Date of Award

Spring 2012

Degree Type


Degree Name

Master of Applied Science (MASc)


Civil Engineering


Wael El-Dakhakhni




Unreinforced masonry (URM) constitutes a large part of current building inventory worldwide, and this type of construction also represents a major seismic risk, especially in developing countries where URM is widely used. During an earthquake, URM walls are unable to dissipate seismic forces without experiencing considerable damage or collapse. Due to their lack of ductility, URM walls fail in a brittle manner, which can leads to damaged face shells becoming falling debris and a major source of hazard. The aim of this study is to investigate the applicability of using polyurethane foams as an inexpensive reinforcement technique for both retrofitting existing and new URM construction.
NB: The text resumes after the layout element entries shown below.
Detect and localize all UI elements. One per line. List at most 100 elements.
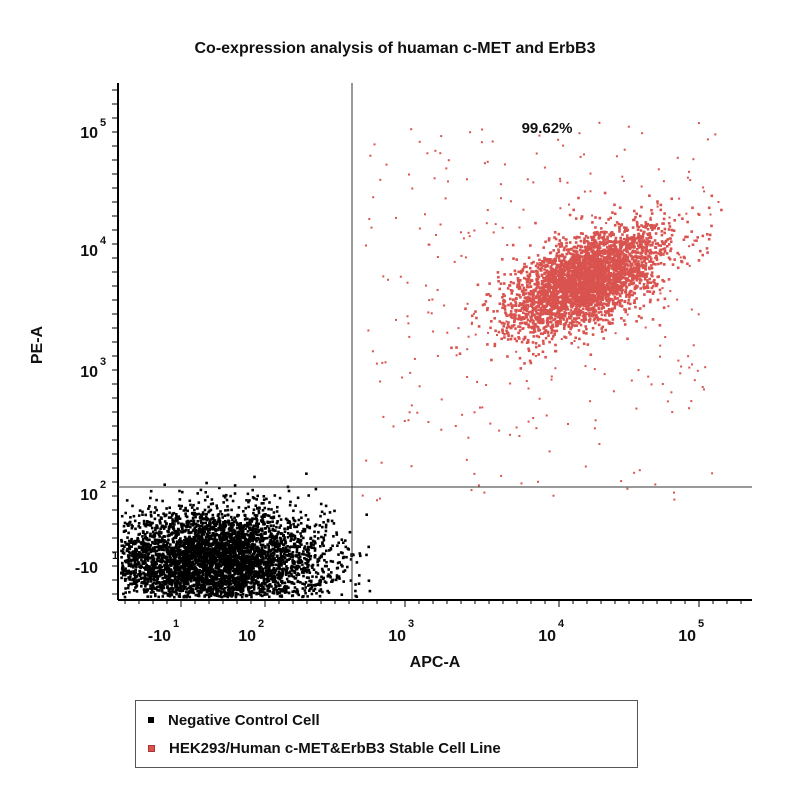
negative-point	[203, 538, 206, 542]
negative-point	[276, 520, 279, 523]
negative-point	[309, 541, 313, 545]
negative-point	[338, 561, 341, 564]
negative-point	[124, 569, 127, 573]
negative-point	[234, 519, 237, 522]
negative-point	[191, 584, 194, 588]
negative-point	[222, 501, 225, 504]
negative-point	[163, 580, 167, 583]
negative-point	[230, 558, 233, 562]
negative-point	[303, 583, 306, 586]
negative-point	[178, 517, 182, 520]
negative-point	[131, 504, 134, 508]
negative-point	[166, 592, 170, 596]
negative-point	[246, 522, 249, 525]
negative-point	[214, 560, 217, 564]
negative-point	[318, 524, 322, 527]
negative-point	[200, 521, 203, 524]
negative-point	[206, 534, 209, 537]
negative-point	[245, 584, 248, 587]
negative-point	[261, 543, 265, 547]
negative-point	[225, 498, 229, 502]
negative-point	[275, 555, 279, 558]
negative-point	[272, 572, 275, 575]
negative-point	[275, 542, 278, 546]
negative-point	[280, 558, 284, 561]
negative-point	[297, 518, 301, 522]
negative-point	[133, 539, 137, 543]
negative-point	[269, 560, 273, 563]
negative-point	[232, 520, 236, 524]
negative-point	[304, 514, 308, 517]
negative-point	[339, 551, 343, 554]
negative-point	[284, 517, 288, 521]
negative-point	[311, 566, 314, 569]
negative-point	[227, 576, 230, 579]
negative-point	[218, 564, 222, 568]
negative-point	[252, 570, 256, 573]
negative-point	[201, 521, 205, 525]
negative-point	[321, 541, 324, 544]
negative-point	[221, 581, 224, 584]
negative-point	[149, 513, 153, 517]
negative-point	[163, 520, 167, 523]
negative-point	[298, 545, 302, 548]
negative-point	[218, 518, 221, 521]
negative-point	[147, 507, 150, 510]
negative-point	[134, 582, 138, 585]
negative-point	[190, 548, 194, 551]
negative-point	[163, 514, 167, 518]
negative-point	[171, 587, 175, 590]
negative-point	[311, 575, 314, 578]
negative-point	[243, 555, 246, 558]
negative-point	[126, 559, 129, 562]
negative-point	[280, 580, 284, 583]
negative-point	[271, 580, 275, 583]
negative-point	[164, 540, 168, 543]
negative-point	[335, 576, 339, 579]
negative-point	[172, 528, 176, 531]
negative-point	[214, 563, 218, 566]
negative-point	[210, 570, 214, 573]
negative-point	[323, 559, 326, 562]
negative-point	[319, 545, 322, 548]
negative-point	[290, 581, 294, 584]
negative-point	[202, 563, 205, 566]
negative-point	[272, 588, 275, 591]
negative-point	[189, 554, 192, 558]
negative-point	[279, 549, 282, 552]
negative-point	[342, 555, 346, 559]
negative-point	[273, 537, 276, 541]
negative-point	[199, 543, 202, 546]
negative-point	[249, 523, 252, 526]
negative-point	[152, 565, 155, 568]
negative-point	[181, 553, 185, 556]
negative-point	[258, 575, 261, 578]
negative-point	[269, 577, 273, 581]
negative-point	[238, 582, 242, 586]
negative-point	[159, 527, 162, 531]
negative-point	[170, 546, 173, 550]
negative-point	[175, 540, 179, 543]
negative-point	[202, 555, 206, 558]
negative-point	[214, 529, 218, 533]
negative-point	[233, 516, 236, 519]
negative-point	[166, 534, 170, 538]
negative-point	[133, 564, 136, 568]
negative-point	[214, 528, 217, 531]
negative-point	[204, 521, 207, 525]
negative-point	[129, 540, 133, 543]
negative-point	[328, 549, 331, 552]
negative-point	[140, 558, 143, 562]
negative-point	[177, 521, 180, 525]
negative-point	[147, 574, 150, 577]
negative-point	[230, 579, 233, 582]
negative-point	[223, 587, 227, 590]
negative-point	[285, 577, 289, 581]
negative-point	[324, 525, 328, 529]
negative-point	[144, 585, 147, 588]
positive-point	[658, 252, 661, 255]
negative-point	[284, 573, 288, 576]
negative-point	[272, 511, 276, 514]
negative-point	[218, 568, 221, 572]
negative-point	[298, 561, 302, 565]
Experimental testing of the reinforced masonry walls showed a large increase in the resiliency of the wall, with an increase in the out-of-plane capacity of up to 34 times over the URM specimen, and with the addition of rope reinforcement an increase in the out-of-plane capacity of up to 90 times the URM specimen was achieved. This system allows walls to experience a considerable amount of deflection before ultimate failure is reached. Within certain limits, the polyurethane foam is able to demonstrate elastic characteristics. By developing foam with higher densities, higher compressive, tensile, flexural and shear strengths can be reached. This type of reinforcement allows for less damage during low seismic events, and through the greater resiliency of the system, walls are able to remain stable and exhibit post-peak strength during a stronger seismic event. In its ultimate limit state, the wall will fail, however collapse is typically prevented – reducing the amount of hazardous debris and saving the lives of the buildings occupants.